Au hasard d’un bal auquel est invité l’officier de santé Charles Bovary, accompagné de son épouse, Gustave Flaubert fait une digression curieuse :
« Quelques hommes (…) se distinguaient de la foule par un air de famille, quelles que fussent leurs différences d’âge, de toilette ou de figure.
« Leurs habits, mieux faits, semblait d’un drap plus souple, et leurs cheveux, ramenés en boucles vers les tempes, lustrés par des pommades plus fines. Ils avaient le teint de la richesse, ce teint blanc que rehausse la pâleur des porcelaines, les moires du satin, les vernis des beaux meubles, et qu’entretient dans sa santé un régime discret de nourritures exquises. Leur cou tournait à l’aise sur des cravates basses, leurs favoris longs tombaient sur des cols rabattus ; ils s’essuyaient les lèvres à des mouchoirs brodés d’un large chiffre, d’où sortait une odeur suave. Ceux qui commençaient à vieillir avaient l’air jeune, tandis que quelque chose de mûr s’étendait sur le visage des jeunes. Dans leurs regards indifférents flottait la quiétude de passions journellement assouvies ; et, à travers leurs manières douces, perçait cette brutalité particulière que communique la domination de choses à demi faciles, dans lesquelles la force s’exerce et où la vanité s’amuse, le maniement des chevaux de race et la société des femmes perdues » – Madame Bovary, I.8.
Air de famille pour l’entre-soi, teint de la richesse pour cette prospérité du corps que donne la vie à l’aise, maturité jeune tout au long de la vie, brutalité de décision sous les manières douces – ainsi sont décrits les dominants de la société du temps, sous le Second empire. Mais cet air de famille, nous le reconnaissons aujourd’hui dans les mêmes termes.
Il n’est que de fréquenter par exemple les milieux financiers, comme je l’ai fait des décennies, pour observer in situ ce qui différencie la domination de la simple situation.

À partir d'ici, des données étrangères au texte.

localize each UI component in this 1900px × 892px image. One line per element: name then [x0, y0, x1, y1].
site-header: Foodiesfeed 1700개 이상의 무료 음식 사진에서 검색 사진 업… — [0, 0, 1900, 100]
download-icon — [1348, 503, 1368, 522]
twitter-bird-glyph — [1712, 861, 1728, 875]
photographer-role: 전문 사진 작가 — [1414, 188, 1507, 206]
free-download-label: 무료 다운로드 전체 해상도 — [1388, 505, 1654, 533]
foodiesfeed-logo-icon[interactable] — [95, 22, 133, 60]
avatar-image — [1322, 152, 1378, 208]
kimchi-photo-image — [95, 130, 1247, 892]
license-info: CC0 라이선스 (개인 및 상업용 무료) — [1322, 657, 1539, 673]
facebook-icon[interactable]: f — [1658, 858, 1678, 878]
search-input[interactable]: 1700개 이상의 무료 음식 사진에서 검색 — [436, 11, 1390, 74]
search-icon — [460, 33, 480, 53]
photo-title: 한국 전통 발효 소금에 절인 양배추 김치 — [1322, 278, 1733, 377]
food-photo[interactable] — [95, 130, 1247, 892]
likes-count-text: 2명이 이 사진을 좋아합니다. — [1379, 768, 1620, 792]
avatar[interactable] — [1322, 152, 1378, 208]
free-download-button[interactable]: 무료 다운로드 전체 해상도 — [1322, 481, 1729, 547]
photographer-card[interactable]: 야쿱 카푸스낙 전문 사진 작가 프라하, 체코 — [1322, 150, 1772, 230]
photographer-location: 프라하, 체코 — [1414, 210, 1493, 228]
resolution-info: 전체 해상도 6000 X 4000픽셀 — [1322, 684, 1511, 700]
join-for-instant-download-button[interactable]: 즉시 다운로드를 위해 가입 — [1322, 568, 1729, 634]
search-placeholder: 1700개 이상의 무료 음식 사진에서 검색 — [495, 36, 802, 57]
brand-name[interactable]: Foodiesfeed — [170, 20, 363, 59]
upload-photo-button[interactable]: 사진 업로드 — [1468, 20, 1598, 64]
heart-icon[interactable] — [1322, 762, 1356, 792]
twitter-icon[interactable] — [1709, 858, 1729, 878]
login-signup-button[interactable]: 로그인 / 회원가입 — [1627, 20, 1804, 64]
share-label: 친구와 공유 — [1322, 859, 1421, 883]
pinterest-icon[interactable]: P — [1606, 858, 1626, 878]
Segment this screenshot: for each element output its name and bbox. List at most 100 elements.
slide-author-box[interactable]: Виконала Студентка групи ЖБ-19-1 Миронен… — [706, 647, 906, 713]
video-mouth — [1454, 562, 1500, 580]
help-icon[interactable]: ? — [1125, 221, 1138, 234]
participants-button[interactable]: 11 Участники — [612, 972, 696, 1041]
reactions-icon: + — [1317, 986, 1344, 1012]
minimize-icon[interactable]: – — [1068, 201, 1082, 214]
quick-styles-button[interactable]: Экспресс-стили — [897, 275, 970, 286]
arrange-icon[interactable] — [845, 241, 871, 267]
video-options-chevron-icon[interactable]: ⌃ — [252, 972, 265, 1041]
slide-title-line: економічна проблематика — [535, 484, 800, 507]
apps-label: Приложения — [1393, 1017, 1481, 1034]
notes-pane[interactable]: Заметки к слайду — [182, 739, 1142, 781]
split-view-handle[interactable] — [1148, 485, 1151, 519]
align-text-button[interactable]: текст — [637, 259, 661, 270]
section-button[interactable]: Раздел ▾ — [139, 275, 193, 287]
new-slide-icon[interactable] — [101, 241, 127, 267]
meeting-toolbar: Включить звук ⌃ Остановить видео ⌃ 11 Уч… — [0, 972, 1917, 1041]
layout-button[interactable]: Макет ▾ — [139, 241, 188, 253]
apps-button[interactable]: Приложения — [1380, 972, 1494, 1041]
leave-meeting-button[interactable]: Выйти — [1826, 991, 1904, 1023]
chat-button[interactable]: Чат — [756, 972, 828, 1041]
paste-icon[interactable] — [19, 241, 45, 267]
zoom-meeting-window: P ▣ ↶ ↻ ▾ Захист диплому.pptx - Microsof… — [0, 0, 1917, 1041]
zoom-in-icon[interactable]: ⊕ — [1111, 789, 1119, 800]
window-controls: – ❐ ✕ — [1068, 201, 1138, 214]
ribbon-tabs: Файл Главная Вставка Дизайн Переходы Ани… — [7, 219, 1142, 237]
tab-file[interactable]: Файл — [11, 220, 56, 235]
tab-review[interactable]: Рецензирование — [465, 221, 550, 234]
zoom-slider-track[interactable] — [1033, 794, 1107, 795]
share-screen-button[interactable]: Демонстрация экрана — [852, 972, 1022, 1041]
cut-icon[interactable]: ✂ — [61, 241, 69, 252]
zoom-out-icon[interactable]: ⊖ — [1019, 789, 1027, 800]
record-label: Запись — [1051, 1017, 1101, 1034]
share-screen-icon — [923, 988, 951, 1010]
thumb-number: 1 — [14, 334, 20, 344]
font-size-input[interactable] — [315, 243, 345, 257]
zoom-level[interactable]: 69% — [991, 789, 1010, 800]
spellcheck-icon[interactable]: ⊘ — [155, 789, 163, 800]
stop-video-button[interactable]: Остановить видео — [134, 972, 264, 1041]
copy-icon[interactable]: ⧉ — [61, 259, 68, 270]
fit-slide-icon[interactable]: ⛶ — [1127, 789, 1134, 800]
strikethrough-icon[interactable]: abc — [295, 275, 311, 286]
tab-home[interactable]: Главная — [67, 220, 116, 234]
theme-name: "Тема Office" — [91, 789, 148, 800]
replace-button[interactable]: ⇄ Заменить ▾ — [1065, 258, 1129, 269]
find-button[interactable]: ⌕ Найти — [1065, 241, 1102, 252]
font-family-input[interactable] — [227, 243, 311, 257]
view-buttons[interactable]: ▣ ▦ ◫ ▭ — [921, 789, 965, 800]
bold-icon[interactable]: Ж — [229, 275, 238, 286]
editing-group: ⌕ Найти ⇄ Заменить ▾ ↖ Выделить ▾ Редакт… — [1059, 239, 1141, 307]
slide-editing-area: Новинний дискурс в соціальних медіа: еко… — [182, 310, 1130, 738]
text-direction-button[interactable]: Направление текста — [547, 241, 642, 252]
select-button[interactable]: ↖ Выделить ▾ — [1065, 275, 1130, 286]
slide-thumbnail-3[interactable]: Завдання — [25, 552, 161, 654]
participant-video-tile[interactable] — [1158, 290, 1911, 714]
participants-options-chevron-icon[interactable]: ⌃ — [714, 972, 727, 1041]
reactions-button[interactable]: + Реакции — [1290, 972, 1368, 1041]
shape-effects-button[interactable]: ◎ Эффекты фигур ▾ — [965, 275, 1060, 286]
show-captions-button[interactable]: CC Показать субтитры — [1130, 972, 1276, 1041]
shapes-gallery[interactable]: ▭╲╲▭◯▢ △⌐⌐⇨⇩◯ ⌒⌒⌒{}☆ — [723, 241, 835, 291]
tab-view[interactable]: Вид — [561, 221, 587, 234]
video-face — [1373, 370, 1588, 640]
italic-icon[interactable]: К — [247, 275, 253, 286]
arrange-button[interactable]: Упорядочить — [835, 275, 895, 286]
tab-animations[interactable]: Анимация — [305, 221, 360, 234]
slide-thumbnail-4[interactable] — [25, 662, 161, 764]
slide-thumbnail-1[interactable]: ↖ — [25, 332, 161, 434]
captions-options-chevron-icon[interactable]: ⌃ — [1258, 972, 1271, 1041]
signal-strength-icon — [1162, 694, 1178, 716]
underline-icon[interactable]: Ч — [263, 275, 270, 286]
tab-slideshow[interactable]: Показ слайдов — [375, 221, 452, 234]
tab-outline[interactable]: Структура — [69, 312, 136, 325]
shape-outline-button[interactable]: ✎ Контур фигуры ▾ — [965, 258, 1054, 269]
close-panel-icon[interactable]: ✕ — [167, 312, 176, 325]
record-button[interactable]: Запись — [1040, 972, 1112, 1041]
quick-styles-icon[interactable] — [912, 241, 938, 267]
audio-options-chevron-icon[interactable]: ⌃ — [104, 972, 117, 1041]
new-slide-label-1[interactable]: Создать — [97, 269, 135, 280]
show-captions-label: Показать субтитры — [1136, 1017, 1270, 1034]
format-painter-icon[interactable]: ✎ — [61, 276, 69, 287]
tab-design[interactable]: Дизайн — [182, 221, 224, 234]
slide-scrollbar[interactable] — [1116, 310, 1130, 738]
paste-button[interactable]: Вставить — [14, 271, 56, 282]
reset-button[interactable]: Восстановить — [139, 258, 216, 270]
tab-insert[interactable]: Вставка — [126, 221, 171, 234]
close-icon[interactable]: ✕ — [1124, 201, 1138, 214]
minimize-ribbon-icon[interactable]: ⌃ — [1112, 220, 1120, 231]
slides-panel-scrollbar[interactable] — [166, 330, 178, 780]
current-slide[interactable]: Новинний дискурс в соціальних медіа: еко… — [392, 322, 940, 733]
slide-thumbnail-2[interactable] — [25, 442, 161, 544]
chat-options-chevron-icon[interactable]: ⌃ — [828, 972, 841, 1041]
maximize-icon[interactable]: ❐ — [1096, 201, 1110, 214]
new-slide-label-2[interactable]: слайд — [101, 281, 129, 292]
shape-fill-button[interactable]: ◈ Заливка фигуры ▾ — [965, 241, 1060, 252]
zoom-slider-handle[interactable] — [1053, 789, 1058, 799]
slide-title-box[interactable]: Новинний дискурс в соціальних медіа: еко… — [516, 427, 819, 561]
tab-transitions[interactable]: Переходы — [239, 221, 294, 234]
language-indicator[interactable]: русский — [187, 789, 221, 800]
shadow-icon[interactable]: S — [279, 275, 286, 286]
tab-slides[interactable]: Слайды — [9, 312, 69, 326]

Tous les experts de la finance ont des salaires confortables et des primes substantielles (c’est moins vrai aujourd’hui pour les primes). Mais, lors des réunions-déjeuners dans les grands hôtels parisiens ou genevois, hôtel de Crillon, Bristol, Ritz, George V ou hôtel des Bergues, « quelques hommes se distinguaient de la foule par un air de famille ». Ceux-là étaient les dominants, les vraies fortunes qui font la puissance.
Car il ne suffit pas d’avoir de l’argent pour avoir une fortune ; il ne suffit pas de gagner beaucoup pour dominer. L’argent peut acheter presque tout, sauf… « à travers [les] manières douces, cette brutalité particulière que communique la domination ». Il faut y être né, en avoir été baigné, entouré d’une famille élargie et d’amis de même sorte, élevé dans des écoles privées et des collèges particuliers, se fréquenter ensemble aux rallyes et dans les grandes écoles. Il faut être formé et formaté depuis des générations pour en être.
La vraie fortune n’est pas seulement les biens, la vraie richesse n’est pas seulement l’accumulation. La fortune est une destinée, voire une chance ; la richesse est une fécondité, voire un éclat. Chacun peut bâtir son destin en saisissant sa chance, mais la fortune ne s’établira qu’avec les générations ; chacun peut se doter d’une richesse intérieure culturelle et accumuler un capital social, mais nul ne devient riche sans un long processus.
« Le statut prime l’argent », dit d’ailleurs un spécialiste. « L’éducation commence tôt pour apprendre les bons usages, les bonnes fréquentations, la culture de référence. Cette éducation va au-delà de l’instruction : elle vise à forger le caractère et à renforcer l’identité familiale et sociale. Elle est maintien, comportement, langage. Elle signale l’appartenance. Il s’agit de tenir son rang » (Gestion de fortune, 2009).